Gordon Holt telling it the way it is. I have to tell you; I agree almost with 100% of what he's said. I look forward to the Stereophile print where a full article is too be written. I will purchase that issue.
lush
P.S. I greatly admire Mr. Holt and have met him at audioshows in the 80s. He was ahead of his time when he recognized the potential/value of digital recording, among so many other aspects of audio. He's one of a kind.
Are some of us the last to find out that audio as a hobby is dying? If so there is going to be alot of snobby audiophiles that will be sucked into that void as well. That will leave music lovers like myself to continue business as usual, enjoying the music!
I recently drove an old Chevy pickup, maybe a 1960 something ... and the radio/speaker struck me as something I remembered seeing/hearing some years ago when I was a teenager ... someone who simply couldn't wait to jump into my own car to go here/there listening to music ... times made even more memorable by my fuzzy memory ... and the sound was like listening through tin cans linked by twine ... incredulous that anyone, myself included, could have enjoyed what we were hearing at the time. We did, but with time we discovered that not all audio equipment is created equal. The music might live on, but the technology ... no comparison.
it is a myth to think that any current production gear produces "lushness". it doesn't exist. there is very little "beautiful" most of today's stereo systems and components are highly resolving, ruthless in revealing the flaws of recordings.

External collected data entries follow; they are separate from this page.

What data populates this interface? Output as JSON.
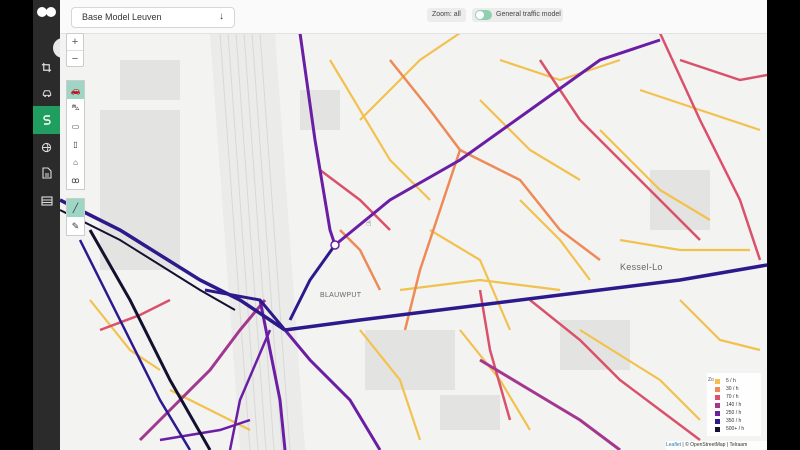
{
  "header": {
    "model_select": {
      "value": "Base Model Leuven",
      "arrow_icon": "arrow-down-icon"
    },
    "zoom_label": "Zoom: all",
    "traffic_model": {
      "label": "General traffic model",
      "enabled": true
    }
  },
  "sidebar": {
    "items": [
      {
        "icon": "crop-icon",
        "active": false
      },
      {
        "icon": "car-settings-icon",
        "active": false
      },
      {
        "icon": "route-s-icon",
        "active": true
      },
      {
        "icon": "globe-icon",
        "active": false
      },
      {
        "icon": "document-icon",
        "active": false
      },
      {
        "icon": "layers-icon",
        "active": false
      }
    ]
  },
  "map": {
    "zoom_in": "+",
    "zoom_out": "−",
    "mode_buttons": [
      {
        "icon": "car-icon",
        "active": true
      },
      {
        "icon": "car-outline-icon",
        "active": false
      },
      {
        "icon": "truck-icon",
        "active": false
      },
      {
        "icon": "bus-icon",
        "active": false
      },
      {
        "icon": "house-icon",
        "active": false
      },
      {
        "icon": "bicycle-icon",
        "active": false
      },
      {
        "icon": "bicycle-outline-icon",
        "active": false
      }
    ],
    "tools": [
      {
        "icon": "line-draw-icon",
        "active": true
      },
      {
        "icon": "pipette-icon",
        "active": false
      }
    ],
    "places": [
      "Kessel-Lo",
      "BLAUWPUT"
    ],
    "attribution": {
      "leaflet": "Leaflet",
      "rest": "| © OpenStreetMap | Telraam"
    }
  },
  "legend": {
    "unit": "Zo",
    "items": [
      {
        "label": "5 / h",
        "color": "#f2c14e"
      },
      {
        "label": "30 / h",
        "color": "#ed8a57"
      },
      {
        "label": "70 / h",
        "color": "#d9516a"
      },
      {
        "label": "140 / h",
        "color": "#a3378f"
      },
      {
        "label": "250 / h",
        "color": "#6a1ea4"
      },
      {
        "label": "350 / h",
        "color": "#2c1a8c"
      },
      {
        "label": "500+ / h",
        "color": "#141030"
      }
    ]
  }
}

when i go to ces shows or listen to stereo systems in a variety of venues very few are euphonically colored.

however, very few sound real. real is what you get when you hear musicians perform on their unamplified instruments.
stereo systems are imperfect reproductions of imperfect recordings--a copy of a copy and the copy of the copy is an inexact copy of the copy.
mr fleschler:

on what basis are you criticizing the quality of musical compositions ?

there are no absolute standards. as in audio, the only standards are those imposed arbitrarily by so-called experts.

what is wrong with ; "if i like it is good music, otherwise it is not" ? the experience of good music determines its quality, not some objective criteria of good or bad composition which is no more valid than some other criteria of good or bad composition.